For the image we showed earlier, our code returns:

3, 20

3 is the best column in which to play. We can plot it on our original image to make the results easier to interpret. We will do this in the next section.

Step #7: Display your next best move

To finish plotting where the next best move will be for our turn, we’ll need to define a variable that contains the  x, y, and height component for the top row of pieces identified in our image:

column_values = [(item['x'], item['y'], item['height']) for item in sorted_pieces[0:7]]
print(column_values)


[(198.5, 165.0, 52.0), (267.5, 166.5, 51.0), (335.5, 168.0, 52.0), (403.5, 169.0, 52.0), (470.0, 170.5, 51.0), (537.0, 171.0, 50.0), (604.0, 171.5, 51.0)]

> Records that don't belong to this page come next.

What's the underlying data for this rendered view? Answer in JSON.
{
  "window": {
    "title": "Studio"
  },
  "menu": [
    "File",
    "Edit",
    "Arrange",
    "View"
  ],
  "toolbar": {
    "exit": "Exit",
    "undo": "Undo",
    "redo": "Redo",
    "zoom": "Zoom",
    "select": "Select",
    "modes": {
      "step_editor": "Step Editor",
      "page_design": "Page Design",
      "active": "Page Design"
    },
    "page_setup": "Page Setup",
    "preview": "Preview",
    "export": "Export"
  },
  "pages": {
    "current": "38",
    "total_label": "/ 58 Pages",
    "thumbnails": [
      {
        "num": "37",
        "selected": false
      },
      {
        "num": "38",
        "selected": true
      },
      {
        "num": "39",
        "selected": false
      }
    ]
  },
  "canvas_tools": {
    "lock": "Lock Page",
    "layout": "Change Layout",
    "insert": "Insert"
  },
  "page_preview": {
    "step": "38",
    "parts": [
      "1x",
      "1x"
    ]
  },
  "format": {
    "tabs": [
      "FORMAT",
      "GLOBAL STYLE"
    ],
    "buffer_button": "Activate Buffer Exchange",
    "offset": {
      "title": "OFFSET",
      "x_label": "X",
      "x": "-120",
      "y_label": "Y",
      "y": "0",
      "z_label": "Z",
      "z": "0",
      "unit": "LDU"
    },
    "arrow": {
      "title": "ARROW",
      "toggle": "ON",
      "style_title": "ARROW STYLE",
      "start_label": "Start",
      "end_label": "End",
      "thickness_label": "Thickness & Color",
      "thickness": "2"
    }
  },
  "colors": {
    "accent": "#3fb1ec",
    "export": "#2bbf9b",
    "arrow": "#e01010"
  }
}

With this information, we can utilize the OpenCV library to plot and arrow downwards of the slot we should place our piece:

image = cv2.imread("image2.png")
copy = image.copy()

end_point = (int(column_values[best_col][0]), int((column_values[best_col][1])-(column_values[best_col][2])/2))
start_point = (int(end_point[0]), int(end_point[1])-75)
color = (150,255,150)

thickness = 10
image = cv2.arrowedLine(image, start_point, end_point, color, thickness)
sv.plot_image(image,(12,12))

Our code returns:

The next best move for us will be the 4th column from the left. Therefore, no matter where the opponent (red) moves on their next turn, we can win the game.

Conclusion

The integration of computer vision into Connect 4 is not just about stepping up the competition; it's about reshaping our entire approach to the game. By allowing machines to see and analyze the board just like a human player, it revolutionizes how we interact with and strategize in the game. 

This technology brings us smarter gameplay, deeper insights, and a fresher way to enjoy an old favorite. As computer vision technology keeps advancing, it's set to transform our Connect 4 experiences into something more interactive and insightful, blending the charm of classic gameplay with the excitement of modern tech.